If 200 cal heat energy is required 40 grams of liquid to its gaseous state then the latent heat of vapourization of it is
200 cal/40 g = ? cal/g
To calculate the latent heat of vaporization (L), you need to use the formula:
Q = mL
where Q is the heat energy, m is the mass, and L is the latent heat of vaporization.
Given information:
Q = 200 cal
m = 40 g
Step 1: Convert the mass from grams to kilograms:
m = 40 g = 0.04 kg
Step 2: Convert the heat energy from calories to joules:
1 calorie = 4.184 Joules
Q = 200 cal * 4.184 J/cal = 836.8 J
Step 3: Rearrange the formula to solve for L:
L = Q / m
Step 4: Calculate the latent heat of vaporization:
L = 836.8 J / 0.04 kg ≈ 20920 J/kg
Therefore, the latent heat of vaporization of the liquid is approximately 20920 J/kg.
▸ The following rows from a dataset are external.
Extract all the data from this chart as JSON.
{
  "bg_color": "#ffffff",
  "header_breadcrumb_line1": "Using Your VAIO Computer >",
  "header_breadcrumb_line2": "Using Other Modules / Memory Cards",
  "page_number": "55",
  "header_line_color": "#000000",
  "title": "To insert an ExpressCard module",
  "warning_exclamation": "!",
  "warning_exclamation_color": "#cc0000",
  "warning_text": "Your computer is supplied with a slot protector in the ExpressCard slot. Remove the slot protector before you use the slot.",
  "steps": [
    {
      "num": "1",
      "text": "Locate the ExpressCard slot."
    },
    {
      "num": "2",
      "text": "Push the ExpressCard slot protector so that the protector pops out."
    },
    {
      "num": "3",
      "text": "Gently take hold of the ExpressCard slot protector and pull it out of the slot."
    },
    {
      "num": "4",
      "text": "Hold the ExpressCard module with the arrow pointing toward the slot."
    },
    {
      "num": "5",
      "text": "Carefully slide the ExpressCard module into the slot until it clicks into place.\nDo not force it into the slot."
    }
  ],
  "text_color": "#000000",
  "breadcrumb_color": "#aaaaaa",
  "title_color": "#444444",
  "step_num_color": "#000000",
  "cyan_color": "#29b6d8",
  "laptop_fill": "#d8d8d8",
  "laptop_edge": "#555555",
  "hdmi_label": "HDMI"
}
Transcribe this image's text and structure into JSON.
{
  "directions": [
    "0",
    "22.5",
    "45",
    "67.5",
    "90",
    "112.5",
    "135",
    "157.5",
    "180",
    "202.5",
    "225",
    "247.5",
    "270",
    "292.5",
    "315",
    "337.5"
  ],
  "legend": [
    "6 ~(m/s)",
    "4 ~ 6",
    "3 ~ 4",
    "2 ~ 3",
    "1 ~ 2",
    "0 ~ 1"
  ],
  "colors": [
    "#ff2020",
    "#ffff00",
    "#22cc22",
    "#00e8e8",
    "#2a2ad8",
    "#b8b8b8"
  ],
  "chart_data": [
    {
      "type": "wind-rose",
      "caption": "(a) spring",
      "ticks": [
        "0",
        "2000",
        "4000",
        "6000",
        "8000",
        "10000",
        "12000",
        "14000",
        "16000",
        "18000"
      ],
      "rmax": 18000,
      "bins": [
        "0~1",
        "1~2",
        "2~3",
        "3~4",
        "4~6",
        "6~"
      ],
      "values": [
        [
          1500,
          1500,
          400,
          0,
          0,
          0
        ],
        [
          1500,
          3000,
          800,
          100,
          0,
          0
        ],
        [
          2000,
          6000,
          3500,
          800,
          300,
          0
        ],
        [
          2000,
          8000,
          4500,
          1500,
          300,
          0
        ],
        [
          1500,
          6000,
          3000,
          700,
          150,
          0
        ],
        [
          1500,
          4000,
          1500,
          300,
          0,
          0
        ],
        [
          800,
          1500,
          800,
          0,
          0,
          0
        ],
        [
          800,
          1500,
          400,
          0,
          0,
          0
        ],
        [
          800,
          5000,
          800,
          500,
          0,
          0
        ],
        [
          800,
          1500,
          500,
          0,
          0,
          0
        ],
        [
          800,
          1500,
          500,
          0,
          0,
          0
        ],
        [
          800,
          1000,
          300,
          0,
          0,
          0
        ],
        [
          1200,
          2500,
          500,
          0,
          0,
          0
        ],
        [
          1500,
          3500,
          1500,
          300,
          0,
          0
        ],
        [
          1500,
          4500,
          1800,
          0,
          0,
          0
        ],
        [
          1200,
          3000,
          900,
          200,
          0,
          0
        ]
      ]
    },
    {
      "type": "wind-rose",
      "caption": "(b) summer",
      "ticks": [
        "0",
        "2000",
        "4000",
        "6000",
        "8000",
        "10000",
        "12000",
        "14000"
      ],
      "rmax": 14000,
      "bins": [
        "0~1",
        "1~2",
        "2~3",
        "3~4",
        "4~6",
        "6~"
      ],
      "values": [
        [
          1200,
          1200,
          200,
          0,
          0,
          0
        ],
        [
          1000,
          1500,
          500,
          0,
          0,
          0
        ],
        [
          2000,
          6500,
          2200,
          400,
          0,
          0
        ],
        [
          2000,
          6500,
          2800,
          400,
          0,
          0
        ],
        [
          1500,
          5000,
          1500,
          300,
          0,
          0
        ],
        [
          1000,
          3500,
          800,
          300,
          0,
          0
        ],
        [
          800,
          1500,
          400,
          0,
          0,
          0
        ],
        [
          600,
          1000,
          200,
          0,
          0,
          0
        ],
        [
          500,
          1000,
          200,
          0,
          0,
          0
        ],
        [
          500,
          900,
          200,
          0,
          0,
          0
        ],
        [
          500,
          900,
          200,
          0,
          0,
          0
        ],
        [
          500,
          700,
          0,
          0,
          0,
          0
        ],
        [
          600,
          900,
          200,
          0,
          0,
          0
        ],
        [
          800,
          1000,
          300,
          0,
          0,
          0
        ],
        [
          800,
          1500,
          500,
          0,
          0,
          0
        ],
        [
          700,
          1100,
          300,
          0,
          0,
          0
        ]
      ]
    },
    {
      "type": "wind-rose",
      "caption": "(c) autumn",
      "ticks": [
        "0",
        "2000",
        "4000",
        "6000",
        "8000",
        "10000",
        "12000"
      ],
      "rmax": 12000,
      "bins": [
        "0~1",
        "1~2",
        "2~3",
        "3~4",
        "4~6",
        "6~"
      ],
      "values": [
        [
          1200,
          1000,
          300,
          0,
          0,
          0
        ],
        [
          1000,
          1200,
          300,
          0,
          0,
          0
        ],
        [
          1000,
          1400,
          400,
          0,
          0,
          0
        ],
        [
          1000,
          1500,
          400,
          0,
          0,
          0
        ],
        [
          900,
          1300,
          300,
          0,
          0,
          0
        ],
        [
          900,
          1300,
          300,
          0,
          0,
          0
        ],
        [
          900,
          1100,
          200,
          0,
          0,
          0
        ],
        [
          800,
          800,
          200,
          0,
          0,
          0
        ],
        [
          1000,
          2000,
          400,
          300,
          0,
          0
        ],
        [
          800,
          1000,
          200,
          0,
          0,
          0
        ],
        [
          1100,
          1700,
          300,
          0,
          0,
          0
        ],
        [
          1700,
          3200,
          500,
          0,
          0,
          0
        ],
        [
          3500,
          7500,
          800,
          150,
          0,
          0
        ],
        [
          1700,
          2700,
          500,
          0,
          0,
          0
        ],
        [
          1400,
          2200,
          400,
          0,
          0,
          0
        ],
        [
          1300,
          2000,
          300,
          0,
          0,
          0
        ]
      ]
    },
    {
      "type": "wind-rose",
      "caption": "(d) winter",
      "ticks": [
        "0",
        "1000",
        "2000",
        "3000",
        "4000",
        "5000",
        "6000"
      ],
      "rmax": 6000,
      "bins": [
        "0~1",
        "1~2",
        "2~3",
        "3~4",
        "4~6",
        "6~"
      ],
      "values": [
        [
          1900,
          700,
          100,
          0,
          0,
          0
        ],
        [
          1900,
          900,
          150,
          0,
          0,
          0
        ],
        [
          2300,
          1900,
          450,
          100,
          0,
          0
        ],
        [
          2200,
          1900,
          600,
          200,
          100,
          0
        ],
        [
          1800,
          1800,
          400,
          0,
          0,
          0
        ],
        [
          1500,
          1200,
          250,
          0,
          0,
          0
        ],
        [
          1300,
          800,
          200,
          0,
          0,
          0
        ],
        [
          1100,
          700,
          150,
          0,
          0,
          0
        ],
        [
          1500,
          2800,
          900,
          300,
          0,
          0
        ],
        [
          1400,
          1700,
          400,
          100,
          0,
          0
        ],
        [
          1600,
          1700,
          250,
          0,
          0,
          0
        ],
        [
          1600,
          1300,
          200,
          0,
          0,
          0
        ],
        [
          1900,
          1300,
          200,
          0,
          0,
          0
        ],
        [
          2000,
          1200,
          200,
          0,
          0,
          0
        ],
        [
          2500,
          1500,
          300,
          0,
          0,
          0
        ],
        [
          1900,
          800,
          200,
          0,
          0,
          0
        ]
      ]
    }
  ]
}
To calculate the latent heat of vaporization, we need to use the formula:
latent heat of vaporization = heat energy / mass
Given that the heat energy required is 200 cal and the mass is 40 grams, we can substitute these values into the formula:
latent heat of vaporization = 200 cal / 40 g
To simplify the calculation, we need to convert calories to joules. 1 calorie is equal to approximately 4.184 joules, so:
latent heat of vaporization = (200 cal * 4.184 J/cal) / 40 g
Now we can calculate the value:
latent heat of vaporization = 8.368 J/g
Therefore, the latent heat of vaporization of the liquid is approximately 8.368 J/g.